The Time Between Two Mistakes at the National Theater last weekend was a bizarre, chaotic mess: a head-on collision between theater and dance, storytelling and ... I’m not sure what the hell they were going on about. However, it was delivered with total and tireless commitment by each performer.
It is a show that challenges audiences’ preconceptions about art and performance, and whether you love it, hate it or fall somewhere in-between, it is a show that is hard to get out of your head.
That is usually a good thing. Theater, as with any art form, can be pretty and light and an enjoyable escape, but it is often best when it forces viewers to confront their expectations.
Photo courtesy of Chou Jia-hui
Anyone who took the Taipei MRT to see the show were given fair warning of the Brussels-based Needcompany’s take-no-prisoners approach. The massive wall poster that greeted people entering or leaving the Chiang Kai-shek Memorial Hall Station exit closest to the theater, had the show title’s in huge Chinese characters and smaller English letters, and immediately underneath the phrase: “If Art Is My Lover Then Who The F… Are You?”
Conceived by Needcompany cofounders Jan Lauwers and Grace Ellen Barkey (who was also one of the performers) as a meditation on or response to British director Peter Brooks’ The Empty Space, each production has had a cast that is half local performers, who bring their own training and perspectives, meaning that the show seen in Taipei last weekend was different than the previous incarnations at the Steirischer Herbst Festival in Austria in 2014 and then in Berlin.
The idea is that each cast has to create its own home on the stage. Just like any home, sometimes it was neat and clean, other times it was a disaster zone.
Photo courtesy of Chou Jia-hui
The audience is greeted by a bare, fully exposed stage as they take their seats, the half-raised orchestra pit home to a piano, drum kit, guitar, videocamera and props.
A cacophony of sound erupts from the back of the theater and the cast, attired in a colorful variety of T-shirts, shorts and swimwear bounce down the steps on the left aisle and onto the stage, shouting lyrics like a squad of pumped-up military recruits and proceed to weave back and forth around the stage several times before departing.
In the silence that follows, Maarten Seghers, in a white sequined and satin master of ceremonies outfit, explains the starting point of the show — Brooks’ book — as a translation of his comments is projected onto the back of the stage, and then proceeds to explain where Brooks went wrong, hence the two mistakes in the show’s title.
What follows is a series of vignettes, with no particular rhyme or reason and very little connecting them except a full-on assault on the eyes — and often the ears — of the watchers. Some are fun, while others are in need of editing.
A swirl of bright hoop-clad dancers bob and weave around the stage as others push a variety of props and lighting and sound equipment. It looks like fun — and then it devolves into a bacchanalia of sexual couplings or individual onanism, sometimes with props, as a large white clown figure wanders around asking questions and growing increasingly distressed.
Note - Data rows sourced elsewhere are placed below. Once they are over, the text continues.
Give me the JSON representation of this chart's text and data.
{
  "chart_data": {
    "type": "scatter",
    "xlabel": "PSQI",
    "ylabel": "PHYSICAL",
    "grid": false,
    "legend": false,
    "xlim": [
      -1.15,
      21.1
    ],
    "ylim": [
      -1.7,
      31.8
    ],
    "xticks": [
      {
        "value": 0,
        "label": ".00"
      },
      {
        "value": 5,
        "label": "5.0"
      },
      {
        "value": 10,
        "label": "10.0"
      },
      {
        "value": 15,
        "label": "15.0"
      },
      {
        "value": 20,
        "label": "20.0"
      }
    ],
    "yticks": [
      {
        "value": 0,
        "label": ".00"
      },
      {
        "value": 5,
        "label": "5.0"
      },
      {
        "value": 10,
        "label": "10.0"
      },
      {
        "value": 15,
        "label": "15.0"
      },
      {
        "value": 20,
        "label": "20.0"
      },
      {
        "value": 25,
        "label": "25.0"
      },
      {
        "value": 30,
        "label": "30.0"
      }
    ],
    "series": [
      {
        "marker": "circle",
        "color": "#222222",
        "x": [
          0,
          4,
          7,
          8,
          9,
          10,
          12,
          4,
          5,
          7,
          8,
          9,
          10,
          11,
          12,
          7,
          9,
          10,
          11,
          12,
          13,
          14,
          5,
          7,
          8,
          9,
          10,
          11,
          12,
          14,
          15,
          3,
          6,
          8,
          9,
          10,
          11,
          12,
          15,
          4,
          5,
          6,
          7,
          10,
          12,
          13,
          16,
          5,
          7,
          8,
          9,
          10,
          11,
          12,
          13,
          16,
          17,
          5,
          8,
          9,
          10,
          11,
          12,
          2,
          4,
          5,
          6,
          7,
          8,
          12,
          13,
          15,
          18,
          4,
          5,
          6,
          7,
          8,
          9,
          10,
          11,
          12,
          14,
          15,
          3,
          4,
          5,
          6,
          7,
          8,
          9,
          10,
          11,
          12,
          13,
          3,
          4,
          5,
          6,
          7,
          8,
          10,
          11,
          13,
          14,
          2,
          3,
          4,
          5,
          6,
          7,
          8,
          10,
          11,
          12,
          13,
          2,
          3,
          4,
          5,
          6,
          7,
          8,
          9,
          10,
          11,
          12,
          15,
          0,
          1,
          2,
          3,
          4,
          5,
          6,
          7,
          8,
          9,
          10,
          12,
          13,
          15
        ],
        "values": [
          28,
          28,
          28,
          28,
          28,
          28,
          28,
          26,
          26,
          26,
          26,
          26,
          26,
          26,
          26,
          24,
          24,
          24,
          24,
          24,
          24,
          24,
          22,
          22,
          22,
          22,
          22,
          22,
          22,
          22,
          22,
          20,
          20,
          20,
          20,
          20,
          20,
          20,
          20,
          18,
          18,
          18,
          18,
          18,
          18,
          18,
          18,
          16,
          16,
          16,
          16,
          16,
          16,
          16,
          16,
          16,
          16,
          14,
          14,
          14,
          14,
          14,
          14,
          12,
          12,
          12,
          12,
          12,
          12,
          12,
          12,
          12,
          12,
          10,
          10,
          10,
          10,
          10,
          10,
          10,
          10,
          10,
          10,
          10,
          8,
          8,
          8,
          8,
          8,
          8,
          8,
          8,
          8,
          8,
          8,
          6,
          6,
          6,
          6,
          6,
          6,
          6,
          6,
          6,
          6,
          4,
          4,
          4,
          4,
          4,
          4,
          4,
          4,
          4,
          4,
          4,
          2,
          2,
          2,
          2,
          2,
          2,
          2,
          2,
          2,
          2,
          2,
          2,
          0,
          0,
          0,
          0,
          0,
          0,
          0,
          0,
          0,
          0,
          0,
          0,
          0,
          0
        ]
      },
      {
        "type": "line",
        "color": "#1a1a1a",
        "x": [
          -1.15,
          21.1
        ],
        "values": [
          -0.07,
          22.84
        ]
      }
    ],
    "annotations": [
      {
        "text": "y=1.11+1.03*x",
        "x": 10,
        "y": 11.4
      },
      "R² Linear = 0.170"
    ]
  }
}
If this part is supposed to demonstrate the questions of what is right or wrong or good, it is hard to tell. What is does demonstrate is that the segment needs to be cut by several minutes.
Other segments are more successful, including the video recordings, both live and recorded that a projected above the heads of the performers.
The cast come together to build a house of cards out of white sparkly flats and other props and have a house-warming party at the same time, but there are fights and furtitive kisses — captured by the camera — while some sing about “here and now we do the best we can.”
However, no sooner is everything lined up then a rough-looking tent structure appears from the right of the stage and proceeds to devour everything and everyone as it moves across the floor, while a black-and-white projection above the action gives a Blair Witch Project feel to the proceedings. When the tent comes to a stop, clothing begins to spew from the hole in the roof.
As the tent retreats from where it came, it leaves the detritus of the party behind, along with a row of bodies, stripped down to black briefs and bras. Four men appear and begin to move the still jerking bodies to front and center of the stage, carefully piling them one on top of the other, while the video above shows decapitated fish heads at a market stall, one quite animatedly flopping about in a pool of red.
It made me think of how German film director Rainer Werner Fassbinder always seemed to incorporate a butcher’s shop or abettoir in his films so he could compare his human subjects to meat.
The show climaxes with a group dance, with time for individual solos and then the cast retreats to the far, far back of the stage, circling the large white clown figure on a revolving platform, as they make individual runs to the front to shout a word or slogan or just give a thumbs-up as the audience hears the refrain that “all things are good.”
To that, I would have to add: sometimes.